Os Cegos e o Elefante


“Numa cidade da Índia viviam sete sábios cegos”. Como os seus conselhos eram sempre excelentes, todas as pessoas que tinham problemas recorriam à sua ajuda.


Embora fossem amigos, havia uma certa rivalidade entre eles que, de vez em quando, discutiam sobre qual seria o mais sábio.


Certa noite, depois de muito conversarem acerca da verdade da vida e não chegarem a um acordo, o sétimo sábio ficou tão aborrecido que resolveu ir morar sozinho numa caverna da montanha. Disse aos companheiros:


- Somos cegos para que possamos ouvir e entender melhor que as outras pessoas a verdade da vida. E, em vez de aconselhar os necessitados, vocês ficam aí discutindo como se quisessem ganhar uma competição. Não aguento mais! Vou-me embora.


No dia seguinte, chegou à cidade um comerciante montado num enorme elefante. Os cegos nunca tinham tocado nesse animal e correram para a rua ao encontro dele.


O primeiro sábio apalpou a barriga do animal e declarou:


- Trata-se de um ser gigantesco e muito forte! Posso tocar nos seus músculos e eles não se movem; parecem paredes…


- Que palermice! – disse o segundo sábio, tocando nas presas do elefante. – Este animal é pontiagudo como uma lança, uma arma de guerra…


- Ambos se enganam – retorquiu o terceiro sábio, que apertava a tromba do elefante. Este animal é idêntico a uma serpente! Mas não morde, porque não tem dentes na boca. É uma cobra mansa e macia…


- Vocês estão totalmente alucinados! – gritou o quinto sábio, que mexia nas orelhas do elefante. – Este animal não se parece com nenhum outro.

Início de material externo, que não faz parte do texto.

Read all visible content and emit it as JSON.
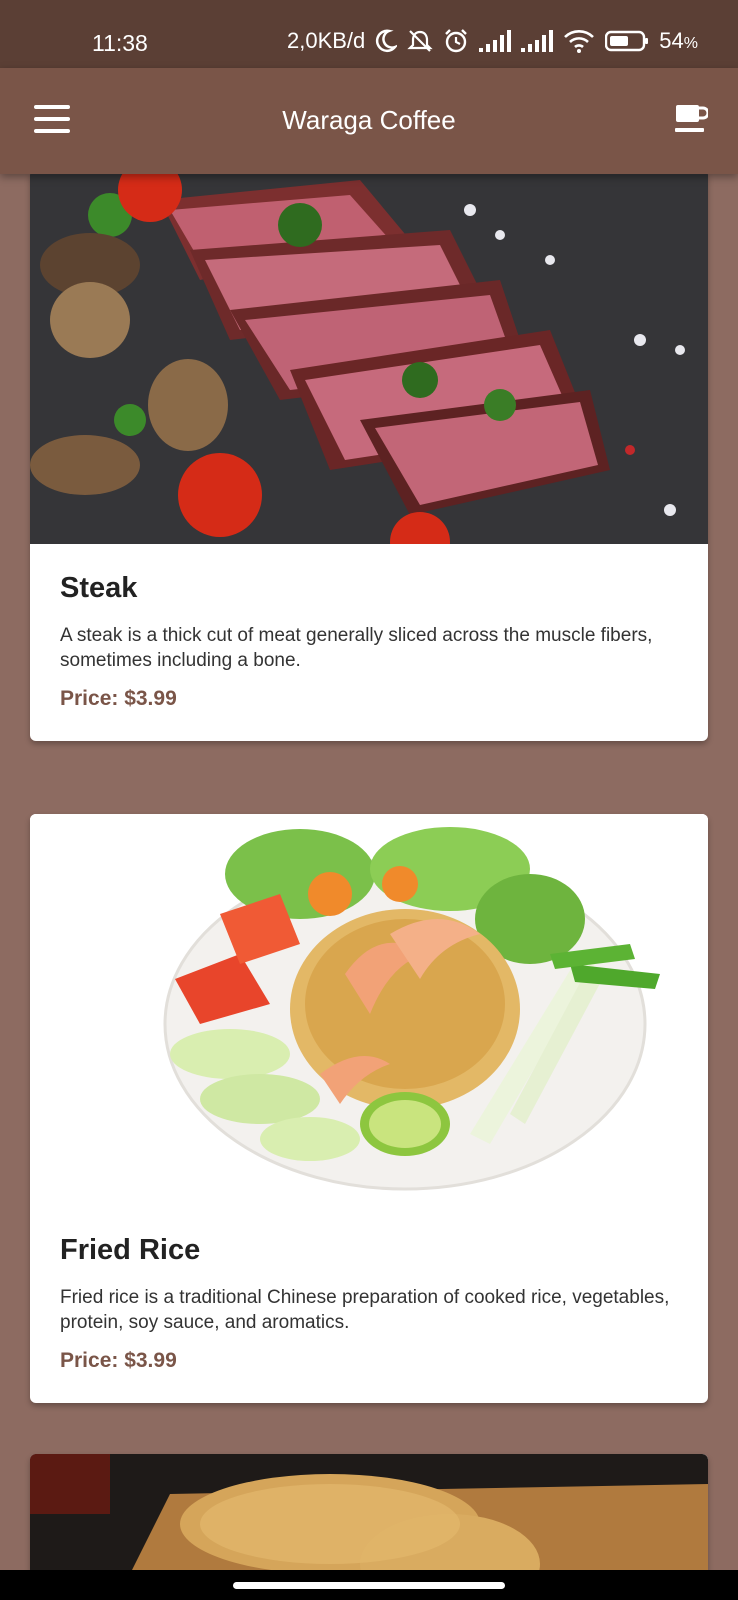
{
  "status_bar": {
    "time": "11:38",
    "network_speed": "2,0KB/d",
    "battery_percent": "54",
    "battery_suffix": "%",
    "icons": [
      "moon-icon",
      "alarm-off-icon",
      "alarm-icon",
      "signal-icon",
      "signal-icon",
      "wifi-icon",
      "battery-icon"
    ]
  },
  "app_bar": {
    "title": "Waraga Coffee",
    "menu_icon": "hamburger-menu-icon",
    "action_icon": "coffee-cup-icon"
  },
  "menu_items": [
    {
      "name": "Steak",
      "description": "A steak is a thick cut of meat generally sliced across the muscle fibers, sometimes including a bone.",
      "price": "Price: $3.99",
      "image": "steak-photo"
    },
    {
      "name": "Fried Rice",
      "description": "Fried rice is a traditional Chinese preparation of cooked rice, vegetables, protein, soy sauce, and aromatics.",
      "price": "Price: $3.99",
      "image": "fried-rice-photo"
    },
    {
      "image": "fried-food-photo"
    }
  ],
  "colors": {
    "status_bar": "#5b3f35",
    "app_bar": "#7a5548",
    "background": "#8d6b61",
    "price": "#7a5548"
  }
}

Os seus movimentos são bamboleantes, como se o seu corpo fosse uma enorme cortina ambulante…


- Vejam só! – Todos vocês, mas todos mesmos, estão completamente errados! – irritou-se o sexto sábio, tocando a pequena cauda do elefante. – Este animal é como uma rocha com uma corda presa no corpo. Posso até pendurar-me nele.


E assim ficaram horas debatendo, aos gritos, os seis sábios. Até que o sétimo sábio cego, o que agora habitava a montanha, apareceu conduzido por uma criança.


Ouvindo a discussão, pediu ao menino que desenhasse no chão a figura do elefante.


Quando tacteou os contornos do desenho, percebeu que todos os sábios estavam certos e enganados ao mesmo tempo. Agradeceu ao menino e afirmou:


- É assim que os homens se comportam perante a verdade. Pegam apenas numa parte, pensam que é o todo, e continuam tolos!


“Igual aos cegos, ao analisarmos a organização, estamos lidando com diferentes dimensões interligadas”. Se esta for decomposta, poderá ser observado que há dimensões técnicas e estruturais, bem como, dimensões humanas, políticas e culturais, simultaneamente.